13 states may hit borrowers with state tax liability on forgiven student loans


President Joe Biden’s student loan forgiveness plan will soon cancel debt for thousands and thousands of Americans — and the relief is tax-free on federal returns. Nonetheless, experts say the cancellation should still trigger a state tax bill.

Most borrowers making lower than $125,000 per 12 months or $250,000 for married couples filing together will qualify for $10,000 of forgiveness, with as much as $20,000 of cancellation for Pell Grant recipients. 

Nonetheless, some states may count the canceled debt as income, explained Jared Walczak, vice chairman of state projects on the Tax Foundation.

More from Personal Finance:
What Biden’s student loan forgiveness means on your taxes
Are your student loans eligible for federal forgiveness?
Learn how to check in case you qualify for $20,000 in student debt relief

This may increasingly affect borrowers in greater than a dozen states, adding a maximum state liability of roughly $300 to $1,100, in keeping with Walczak, based on a preliminary evaluation from the organization.

These states may include Arkansas, Hawaii, Idaho, Kentucky, Massachusetts, Minnesota, Mississippi, Recent York, Pennsylvania, South Carolina, Virginia, West Virginia and Wisconsin, the evaluation shows. 

‘Patchwork of approaches’ for state taxes

The American Rescue Plan of 2021 made student loan forgiveness federally tax-free through 2025, and the law covers Biden’s forgiveness, too, in keeping with the White House.

“Generally speaking, states use the federal tax code as a baseline for the way they define taxability,” said Walczak, explaining how some use what’s generally known as “conformity” to follow certain federal laws. 

Some states have “rolling conformity,” updating state tax laws as federal laws change, and others may only conform from a certain date, which can require updates to match the present law, he said.

There are a patchwork of approaches, most of which never really about student loan debt.

Jared Walczak

Vice chairman of state projects on the Tax Foundation

In some cases, states may “decouple” from certain federal provisions to make the state tax code its own, Walczak said.  

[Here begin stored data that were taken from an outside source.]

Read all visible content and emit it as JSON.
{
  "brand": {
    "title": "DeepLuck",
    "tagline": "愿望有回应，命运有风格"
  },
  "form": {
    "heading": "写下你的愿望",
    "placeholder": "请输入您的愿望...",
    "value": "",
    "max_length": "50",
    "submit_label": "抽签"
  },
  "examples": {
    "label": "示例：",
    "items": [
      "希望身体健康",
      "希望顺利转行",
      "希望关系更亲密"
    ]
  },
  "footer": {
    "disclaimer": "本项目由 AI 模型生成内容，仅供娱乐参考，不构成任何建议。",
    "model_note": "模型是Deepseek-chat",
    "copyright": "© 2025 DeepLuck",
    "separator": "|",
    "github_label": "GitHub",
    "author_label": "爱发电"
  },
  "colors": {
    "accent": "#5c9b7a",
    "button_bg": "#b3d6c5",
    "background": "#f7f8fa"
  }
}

Since canceled debt is mostly taxable, “there are a patchwork of approaches, most of which weren’t ever really about student loan debt,” he said. 

State tax treatment of forgiveness may change

While the preliminary evaluation shows some states may tax student loan forgiveness, there’s still time for policy changes, Walczak said.

“States could come back very early in the following legislative session, update their conformity statute and make it effective immediately,” he said. 

And even though it’s “clear cut” in some states, others may depend on administrative guidance or a regulatory ruling, Walczak said. 

Should you’re unsure, it is best to talk with a neighborhood tax skilled and look ahead to guidance out of your state, he suggested.   

“This is just not a distinct segment issue that only affects just a few people,” Walczak said. “It affects a really large number of individuals and hopefully, there might be clarity provided on it.”

Get the latest Sports Updates (Soccer, NBA, NFL, Hockey, Racing, etc.) and Breaking News From the United States, United Kingdom, and all around the world.